この前、龍可やアキが大きなムカデをみてビビっていたから女子供は虫が苦手らしいと言う事を学習したようだ。

「え、どこ?」
「後ろの首のところだ」

なまえは虫は見慣れているし、サテライトにいれば刺される事なんて日常茶飯事なので気にしてはいないようだ。
指摘されて、鏡を見に行く。
背中側だから見えづらいと思うがなんとか見えたようだ。

「えー……あー、うん」

なまえは複雑な顔をしながら戻ってきた。

「おいクロウ、薬はどこだ!?」
「自分で取りに行けよ!」

どうやら今日はジャックの機嫌がいいらしく、珍しく他人の心配をしている。明日は雨か?
だが、薬の場所がわからないと威張るのは頂けない。

「あー、えっと、薬はいらない」
「何故だ?」

俺が持ってきた薬を奪ったジャックに対してなまえはやんわりと薬を断る。
理由を問うジャックに対し、耳を赤くして黙るなまえ。
その様子を見て俺は察した。
えー、まじかー……所謂キスマーク……つまりそういう事だよな。
相手は……と、そこまで詮索するのも野暮ってもんだ。
(正直ほとんど察しはついてるけど)
一方ジャックは何も気がついていないようで、口煩く薬を塗れと言い続ける。
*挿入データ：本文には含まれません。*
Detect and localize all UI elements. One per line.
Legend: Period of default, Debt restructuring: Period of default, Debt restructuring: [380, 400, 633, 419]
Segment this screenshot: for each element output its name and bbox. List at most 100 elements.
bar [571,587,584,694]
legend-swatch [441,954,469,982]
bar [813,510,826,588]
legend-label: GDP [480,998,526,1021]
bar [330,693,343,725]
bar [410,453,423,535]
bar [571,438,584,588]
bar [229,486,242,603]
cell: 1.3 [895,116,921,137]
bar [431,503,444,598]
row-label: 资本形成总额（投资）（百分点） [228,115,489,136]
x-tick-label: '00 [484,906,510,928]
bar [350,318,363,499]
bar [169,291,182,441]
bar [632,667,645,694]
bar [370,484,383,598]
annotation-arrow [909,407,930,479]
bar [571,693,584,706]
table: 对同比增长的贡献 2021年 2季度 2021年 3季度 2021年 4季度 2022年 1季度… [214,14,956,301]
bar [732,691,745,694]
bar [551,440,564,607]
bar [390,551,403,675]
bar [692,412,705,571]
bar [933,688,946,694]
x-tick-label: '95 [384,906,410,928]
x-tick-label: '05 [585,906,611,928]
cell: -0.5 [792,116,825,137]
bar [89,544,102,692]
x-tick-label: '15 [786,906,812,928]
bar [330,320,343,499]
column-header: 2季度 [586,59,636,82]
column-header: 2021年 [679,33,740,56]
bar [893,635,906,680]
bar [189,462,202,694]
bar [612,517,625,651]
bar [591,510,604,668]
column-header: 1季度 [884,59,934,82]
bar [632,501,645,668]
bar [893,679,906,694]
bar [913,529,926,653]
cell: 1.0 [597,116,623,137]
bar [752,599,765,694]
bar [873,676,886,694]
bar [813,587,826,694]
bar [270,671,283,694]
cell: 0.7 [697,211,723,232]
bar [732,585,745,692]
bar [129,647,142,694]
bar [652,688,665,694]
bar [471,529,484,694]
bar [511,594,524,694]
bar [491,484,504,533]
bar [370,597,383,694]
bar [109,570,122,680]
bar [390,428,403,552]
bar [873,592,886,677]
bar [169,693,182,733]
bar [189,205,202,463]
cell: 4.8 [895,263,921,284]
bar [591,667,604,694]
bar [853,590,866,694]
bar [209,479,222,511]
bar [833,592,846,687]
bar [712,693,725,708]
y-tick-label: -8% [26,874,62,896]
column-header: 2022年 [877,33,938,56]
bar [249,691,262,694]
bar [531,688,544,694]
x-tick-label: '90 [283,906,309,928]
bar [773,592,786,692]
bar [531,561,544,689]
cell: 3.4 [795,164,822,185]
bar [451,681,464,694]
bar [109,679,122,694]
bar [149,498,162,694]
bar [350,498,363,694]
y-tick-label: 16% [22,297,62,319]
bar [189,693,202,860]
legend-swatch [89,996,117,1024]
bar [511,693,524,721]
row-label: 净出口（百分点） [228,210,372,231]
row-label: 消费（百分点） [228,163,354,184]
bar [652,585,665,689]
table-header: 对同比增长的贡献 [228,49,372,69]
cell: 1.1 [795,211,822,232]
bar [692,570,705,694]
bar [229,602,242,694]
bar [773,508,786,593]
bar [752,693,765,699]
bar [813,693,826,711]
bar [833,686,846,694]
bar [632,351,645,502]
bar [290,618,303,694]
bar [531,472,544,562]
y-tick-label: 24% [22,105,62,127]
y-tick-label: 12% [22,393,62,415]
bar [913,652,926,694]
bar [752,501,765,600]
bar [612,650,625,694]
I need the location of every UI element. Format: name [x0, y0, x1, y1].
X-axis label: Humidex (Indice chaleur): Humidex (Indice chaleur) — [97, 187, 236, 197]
お気楽な奴……。

「も〜!ジャックうるさい!」
「なんだと!?」
「もうお前らやめろって!」

口煩いジャックになまえがキレて、ジャックも応戦する。
なまえは幼い頃から自分より大きな相手にも物怖じせずに喧嘩を買う。
小さい頃はそんななまえに姉貴分として守ってもらったが、いやでもその分厄介ごとに巻き込まれる回数も多かったな。

「ただいま〜!」
「あっ!お帰り!」

2人の仲裁をしていると、買い物に出ていた遊星とブルーノが帰ってきた。
ブルーノの声を聞くと同時に、ジャックと言い合いをしていたなまえがパッと表情を切り替えてジャックを置いて玄関へ向かう。
その嬉しそうな、しかし少し複雑そうな表情を見て疑惑が確信に変わる。

(やっぱ、相手はブルーノだよなぁ)

なまえは今までモテはしたが、気の強さから相手に逃げられないかと心配していたけれど、相手がブルーノならまぁ平気だろ。
何気に姉離れできてないジャックがなんていうかは知らないが。
遊星は……普通に祝福するだろうな。ブルーノと仲がいいし。

今思えば、今まで甲斐甲斐しく世話は焼いていたが双子と遊園地に行った後からあからさまに距離が近くなったような気がする。
きっと今まで気が付かなかったのは、“あのなまえの事だ、そんなわけないだろう”と言う思い込みがあったんだと思う。
もし、ブルーノがなまえの事を好きでも、なまえの方が振るだろうと思っていた。(あいつ理想高すぎるし)


いや、待てよ。
そういえばこの前マーサが、昔なまえにサテライトの男どもを一蹴するのに
「遊星より賢くて、ジャックより大きくて、クロウより優しい人になってから出直してきて」
と言えと教えていたと聞いたけど……
(まあサテライトでヤンチャしてる奴らの中では俺たちはある意味有名だったしな)
俺もその時は、そんなやついねぇから一掃するには丁度いいマーサも伊達にサテライトで孤児院をやっていないなと思ったんだが……
今思えばブルーノって、そこそこ当てはまるよな……?
マーサの情緒教育?いや、まさかな。